Inference is also something we will need for pattern assignment
Box<>(var s) = box;
Yes, it would work the same in all pattern contexts -- instanceof as
well. Every pattern context has a match target whose static type is known.
- *Array patterns. * The semantics of array patterns are a pretty
simple extension to that of record patterns; the rules for
exhaustiveness, applicability, nesting, etc, are a relatively
light transformation of the corresponding rules for record
patterns. The only new wrinkle is the ability to say "exactly N
elements" or "N or more elements".
I wonder if we should not at least work a little on patterns on
collections, just to be sure that the syntax and semantics of the
patterns on collections and patterns on arrays are not too dissimilar.
This is a big new area; collection patterns would have to be co-designed
with collection literals, and both almost surely depend on some sort of
type class mechanism if we want to avoid the feature being lame. I
don't think its realistic to wait this long, nor am I aiming at doing
anything that looks like a generic array query mechanism. Arrays have a
first element, a second element, etc; the nesting semantics are very
straightforward, and the only real question that needs additional
support seems to be "match exactly N" or "match first N".
- *Primitive patterns. *This is driven by another existing
asymmetry; we can use conversions (boxing, widening) when
constructing records, but not when deconstructing them. There is
a straightforward (and in hindsight, obvious) interpretation for
primitive patterns that is derived entirely from existing cast
conversion rules.
When calling a method / constructing an object, you can have several
overloads so you need conversions, those conversions are known at
compile time.
(Note that Java has overloads mostly because there is a rift between
primitives and objects, if there was a common supertype, i'm not sure
overloads will have carried their own weights.)
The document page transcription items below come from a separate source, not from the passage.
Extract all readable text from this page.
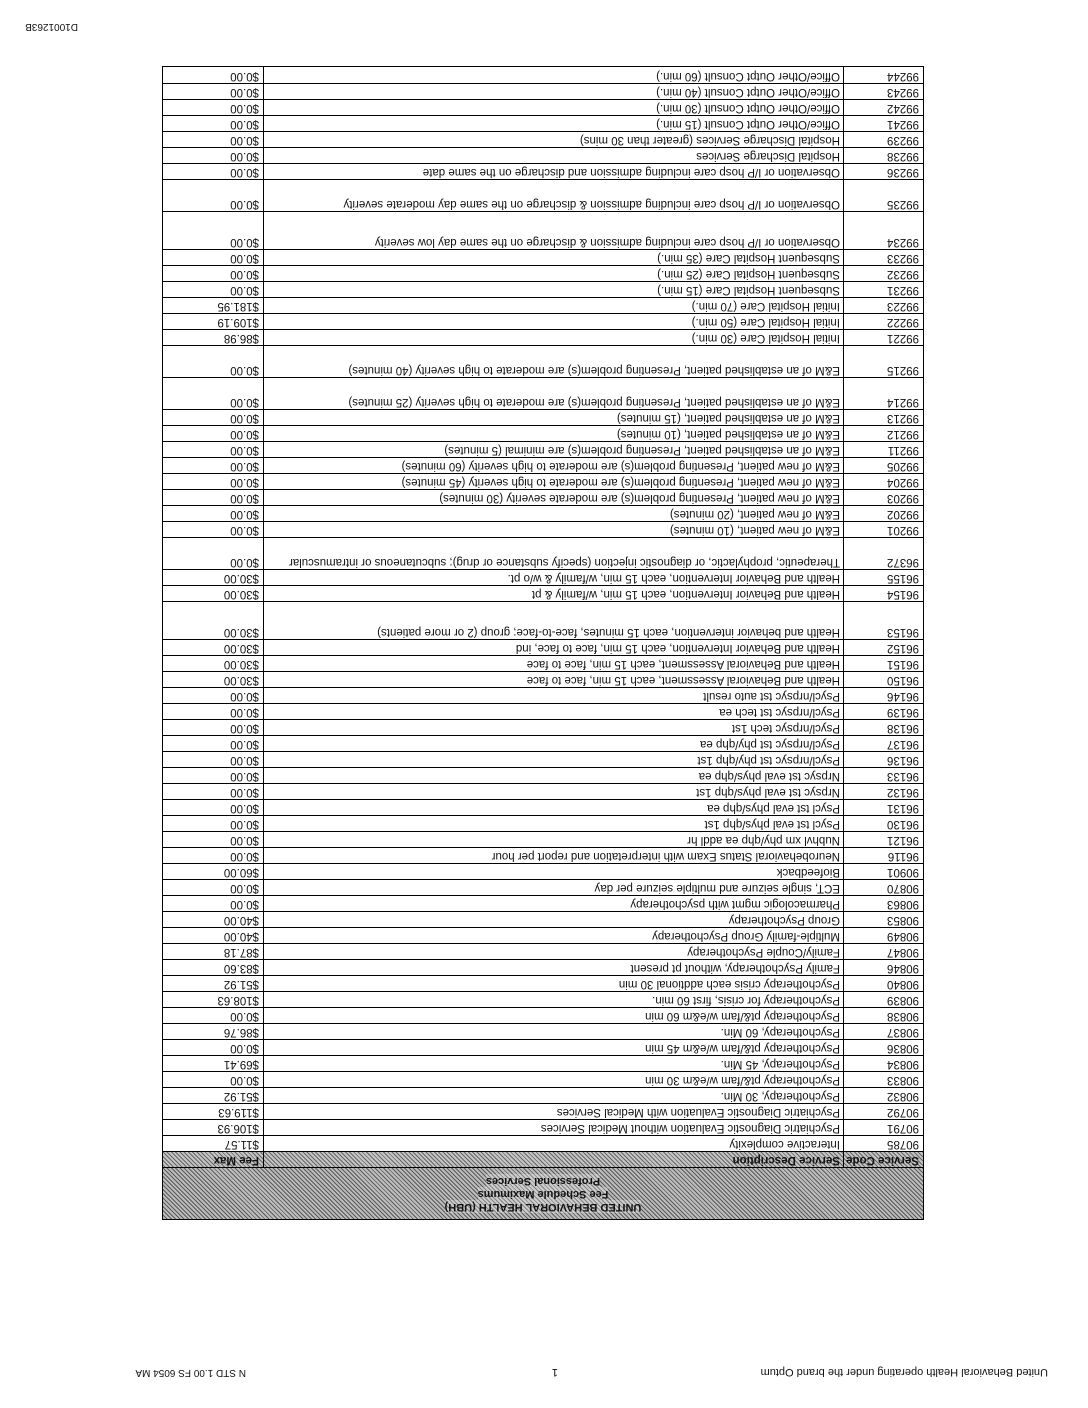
United Behavioral Health operating under the brand Optum
1
N STD 1.00 FS 6054 MA
D1001263B
UNITED BEHAVIORAL HEALTH (UBH)
Fee Schedule Maximums
Professional Services
Service Code
Service Description
Fee Max
90785
Interactive complexity
$11.57
90791
Psychiatric Diagnostic Evaluation without Medical Services
$106.93
90792
Psychiatric Diagnostic Evaluation with Medical Services
$119.63
90832
Psychotherapy, 30 Min.
$51.92
90833
Psychotherapy pt&/fam w/e&m 30 min
$0.00
90834
Psychotherapy, 45 Min.
$69.41
90836
Psychotherapy pt&/fam w/e&m 45 min
$0.00
90837
Psychotherapy, 60 Min.
$86.76
90838
Psychotherapy pt&/fam w/e&m 60 min
$0.00
90839
Psychotherapy for crisis, first 60 min.
$108.63
90840
Psychotherapy crisis each addtional 30 min
$51.92
90846
Family Psychotherapy, without pt present
$83.60
90847
Family/Couple Psychotherapy
$87.18
90849
Multiple-family Group Psychotherapy
$40.00
90853
Group Psychotherapy
$40.00
90863
Pharmacologic mgmt with psychotherapy
$0.00
90870
ECT, single seizure and multiple seizure per day
$0.00
90901
Biofeedback
$60.00
96116
Neurobehavioral Status Exam with interpretation and report per hour
$0.00
96121
Nubhvl xm phy/qhp ea addl hr
$0.00
96130
Psycl tst eval phys/qhp 1st
$0.00
96131
Psycl tst eval phys/qhp ea
$0.00
96132
Nrpsyc tst eval phys/qhp 1st
$0.00
96133
Nrpsyc tst eval phys/qhp ea
$0.00
96136
Psycl/nrpsyc tst phy/qhp 1st
$0.00
96137
Psycl/nrpsyc tst phy/qhp ea
$0.00
96138
Psycl/nrpsyc tech 1st
$0.00
96139
Psycl/nrpsyc tst tech ea
$0.00
96146
Psycl/nrpsyc tst auto result
$0.00
96150
Health and Behavioral Assessment, each 15 min, face to face
$30.00
96151
Health and Behavioral Assessment, each 15 min, face to face
$30.00
96152
Health and Behavior Intervention, each 15 min, face to face, ind
$30.00
96153
Health and behavior intervention, each 15 minutes, face-to-face; group (2 or more patients)
$30.00
96154
Health and Behavior Intervention, each 15 min, w/family & pt
$30.00
96155
Health and Behavior Intervention, each 15 min, w/family & w/o pt.
$30.00
96372
Therapeutic, prophylactic, or diagnostic injection (specify substance or drug); subcutaneous or intramuscular
$0.00
99201
E&M of new patient, (10 minutes)
$0.00
99202
E&M of new patient, (20 minutes)
$0.00
99203
E&M of new patient, Presenting problem(s) are moderate severity (30 minutes)
$0.00
99204
E&M of new patient, Presenting problem(s) are moderate to high severity (45 minutes)
$0.00
99205
E&M of new patient, Presenting problem(s) are moderate to high severity (60 minutes)
$0.00
99211
E&M of an established patient, Presenting problem(s) are minimal (5 minutes)
$0.00
99212
E&M of an established patient, (10 minutes)
$0.00
99213
E&M of an established patient, (15 minutes)
$0.00
99214
E&M of an established patient, Presenting problem(s) are moderate to high severity (25 minutes)
$0.00
99215
E&M of an established patient, Presenting problem(s) are moderate to high severity (40 minutes)
$0.00
99221
Initial Hospital Care (30 min.)
$86.98
99222
Initial Hospital Care (50 min.)
$109.19
99223
Initial Hospital Care (70 min.)
$181.95
99231
Subsequent Hospital Care (15 min.)
$0.00
99232
Subsequent Hospital Care (25 min.)
$0.00
99233
Subsequent Hospital Care (35 min.)
$0.00
99234
Observation or I/P hosp care including admission & discharge on the same day low severity
$0.00
99235
Observation or I/P hosp care including admission & discharge on the same day moderate severity
$0.00
99236
Observation or I/P hosp care including admission and discharge on the same date
$0.00
99238
Hospital Discharge Services
$0.00
99239
Hospital Discharge Services (greater than 30 mins)
$0.00
99241
Office/Other Outpt Consult (15 min.)
$0.00
99242
Office/Other Outpt Consult (30 min.)
$0.00
99243
Office/Other Outpt Consult (40 min.)
$0.00
99244
Office/Other Outpt Consult (60 min.)
$0.00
When doing pattern matching, there is no overloads otherwise you will
have to decide which conversions to do at runtime.
There are no overloads YET, because the only deconstruction patterns are
in records, and records have only one state description. But that is a
short-lived state of affairs. When we do declared deconstruction
patterns, we will need overload selection, and it will surely need to
dualize the existing three-phase overload selection for constructors
(e.g., loose, string, and varargs invocation contexts.)